俊樹には瞳の表情はわからないので、しっかりと聞き耳を立てている。
『ちょっとでも、回り込まれたりすると見つかってしまうな。』
美紀と話してる間にこっそりと階段を上がってしまえば見つからずに済むものを、足はそちらに向かなかった。
『裸の男が、貴女の直ぐそばにいますよ。』
心の中で呟きながら、無意識に股間に手が伸びていた。
「外のゴミ置き場の前の通路でね、誰かおしっこしたみたいなのよ。水溜りになっててね。」
入り口の方を振り返って指差しながら。
『良かったわ。見つかったんじゃ無かったのね。』
美紀は余裕が出てきて、
「まあ、誰かしら。私が、さっき見回った時はなかったわよ。」
少し大袈裟に驚いてみせる。
「うん、たった今だと思うわ。まだ乾いていなかったし。」
「野良犬かもしれないわね。」
「そうかしら、犬があんな通路の真ん中でするかしら?」
「ちょっと、見て来るわね。黒川さん、ここにいて。」
そう言うと、瞳をその場に残して、美紀は外に出て行った。
瞳との間に美紀がいなくなった途端に緊張感で体が固まる。少しでも音を出せば瞳に覗き込まれるだろう。
もちろん、音を出そうなどとは思うはずがない。
普通の精神状態なら。
頭では動かない様に念じているのに、体が動こうとしている。
『ダメだ、ダメだ、動いたらおしまいだ』
葛藤が続く。
カチャ
首が動き、リードと擦れる音がした。
『しまった』
コツコツコツ
小走りに美紀が戻ってくるヒールの音が近づいてきた。
「本当ね。
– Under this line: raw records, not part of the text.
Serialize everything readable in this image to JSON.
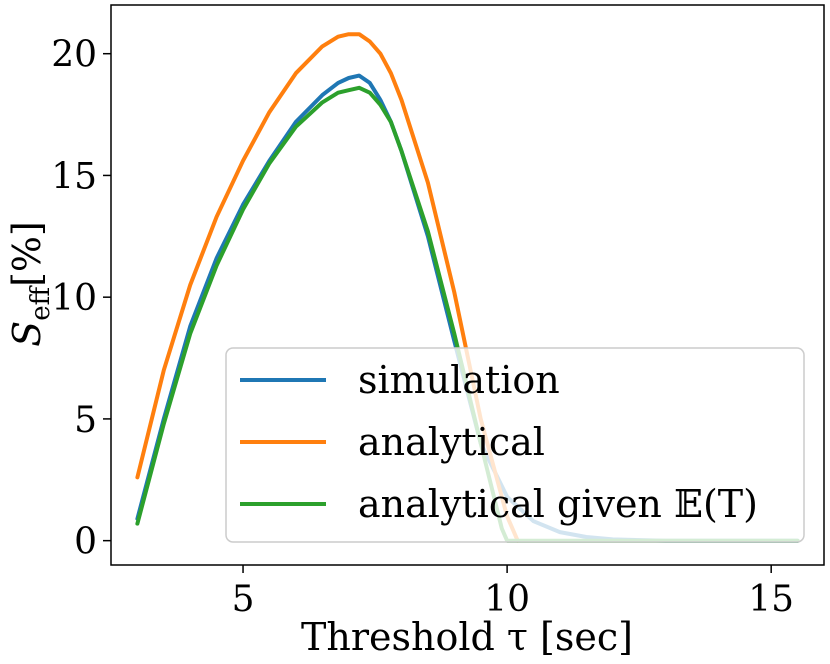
{
  "chart_data": {
    "type": "line",
    "xlabel": "Threshold τ [sec]",
    "ylabel": "S_eff[%]",
    "ylabel_main": "S",
    "ylabel_sub": "eff",
    "ylabel_rest": "[%]",
    "xlim": [
      2.5,
      16.0
    ],
    "ylim": [
      -1.0,
      22.0
    ],
    "xticks": [
      5,
      10,
      15
    ],
    "xtick_labels": [
      "5",
      "10",
      "15"
    ],
    "yticks": [
      0,
      5,
      10,
      15,
      20
    ],
    "ytick_labels": [
      "0",
      "5",
      "10",
      "15",
      "20"
    ],
    "grid": false,
    "legend_position": "lower-right",
    "series": [
      {
        "name": "simulation",
        "color": "#1f77b4",
        "x": [
          3.0,
          3.5,
          4.0,
          4.5,
          5.0,
          5.5,
          6.0,
          6.5,
          6.8,
          7.0,
          7.2,
          7.4,
          7.6,
          7.8,
          8.0,
          8.5,
          9.0,
          9.5,
          10.0,
          10.5,
          11.0,
          11.5,
          12.0,
          13.0,
          14.0,
          15.5
        ],
        "y": [
          0.9,
          5.0,
          8.8,
          11.6,
          13.8,
          15.6,
          17.2,
          18.3,
          18.8,
          19.0,
          19.1,
          18.8,
          18.1,
          17.2,
          16.0,
          12.5,
          8.2,
          4.0,
          1.8,
          0.8,
          0.35,
          0.15,
          0.05,
          0.0,
          0.0,
          0.0
        ]
      },
      {
        "name": "analytical",
        "color": "#ff7f0e",
        "x": [
          3.0,
          3.5,
          4.0,
          4.5,
          5.0,
          5.5,
          6.0,
          6.5,
          6.8,
          7.0,
          7.2,
          7.4,
          7.6,
          7.8,
          8.0,
          8.5,
          9.0,
          9.5,
          10.0,
          10.2
        ],
        "y": [
          2.6,
          7.0,
          10.5,
          13.3,
          15.6,
          17.6,
          19.2,
          20.3,
          20.7,
          20.8,
          20.8,
          20.5,
          20.0,
          19.2,
          18.1,
          14.7,
          10.2,
          5.0,
          1.0,
          0.0
        ]
      },
      {
        "name": "analytical given 𝔼(T)",
        "color": "#2ca02c",
        "x": [
          3.0,
          3.5,
          4.0,
          4.5,
          5.0,
          5.5,
          6.0,
          6.5,
          6.8,
          7.0,
          7.2,
          7.4,
          7.6,
          7.8,
          8.0,
          8.5,
          9.0,
          9.5,
          9.9,
          10.0,
          11.0,
          12.0,
          13.0,
          14.0,
          15.5
        ],
        "y": [
          0.7,
          4.8,
          8.5,
          11.3,
          13.6,
          15.5,
          17.0,
          18.0,
          18.4,
          18.5,
          18.6,
          18.4,
          17.9,
          17.2,
          16.0,
          12.7,
          8.5,
          4.0,
          0.5,
          0.0,
          0.0,
          0.0,
          0.0,
          0.0,
          0.0
        ]
      }
    ]
  }
}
あったわ。」
美紀の声がする。
自分では凄く大きな音に聞こえた首輪の音だったが、瞳には、美紀のヒールの音にかき消された様だった。
「でしょ、嫌だわ。犬なら、まだ何とか許せるけどね。」
「そうね。不審者なら、気味が悪いわよね。もう少し見回ってみるわ。」
「ごめんなさいね。変な事押し付けちゃって、じゃあ、家に戻るわね。」
瞳は、怪しむ素振りもなく、エレベーターで戻って行った。